Otto Grosser
Otto Grosser (born November 21, 1873 in Vienna , † March 23, 1951 in Thumersbach at Zell am See ) was an Austrian physician (anatomy, embryology).
Grosser was the son of a railway engineer, went to grammar school in Vienna and studied medicine t the University of Vienna, where he received his doctorate in 1899 with distinction (sub auspiciis imperatoris). His teachers included Emil Zuckerkandl and Ferdinand Hochstetter . In 1902 he completed his habilitation in Embryology, became associate professor in Vienna in 1907 and, in 1909, full professor of anatomy at the German University in Prague . The chair he had until 1945, when he fled from Prague to the Salzkammergut.
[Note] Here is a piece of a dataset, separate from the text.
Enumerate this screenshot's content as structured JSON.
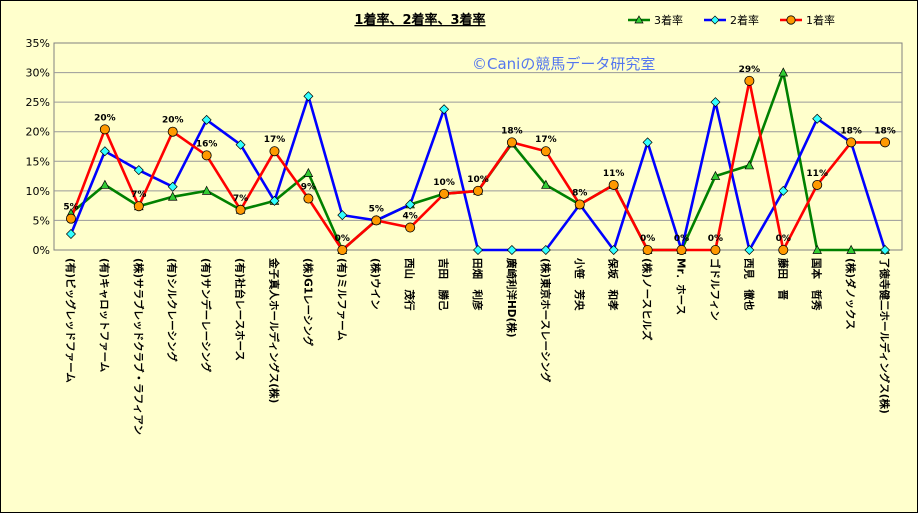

In embryology he investigated the causes of malformations, the development of the intestine, the gill intestine, and the respiratory organs. He examined the development of the trophoblast , the diet of embryos in viviparous animals, published a classification of the placenta and the timing of the fertility (in which he advocated a dissenting opinion of Hermann Knaus ).
During National Socialism, he headed the Science Department of the NS-Dozentenbund and was an anthropology and ontogeny clerk for the journal Der Biiolog , published by the SS-Ahnenerbe . After the war he was therefore biased .
1928/29 and 1934/35 he was rector of the Karl Ferdinand University in Prague. In 1936 he became an honorary doctor in Breslau. In 1939 he received the Carus Prize and in 1943 the Goethe Medal for Art and Science . He was a member of the Leopoldina , the Berlin and Vienna Academies of Sciences. In 1911 he became a real member and in 1918 President of the German Society of Science and the Arts in Prague. Otto Grosser was a member of the board of trustees of the Joseph Freiherr von Eichendorff Prize, which was nominated for Deutschtum in the Sudetenland, Bohemia, Moravia and Slovakia, He was second chairman of the International Embryological Institute in Utrecht.
The term Hoyer-Grossersche organs ( Glomus cutaneum ) for these ball-like arterio-venous anastomoses , for which he provided important supplements to Hoyer's 1877 [1] observations in 1902 , is named after him and after Henryk Fryderyk Hoyer .
The Grosserweg in Vienna was named after Otto Grosser in 1955.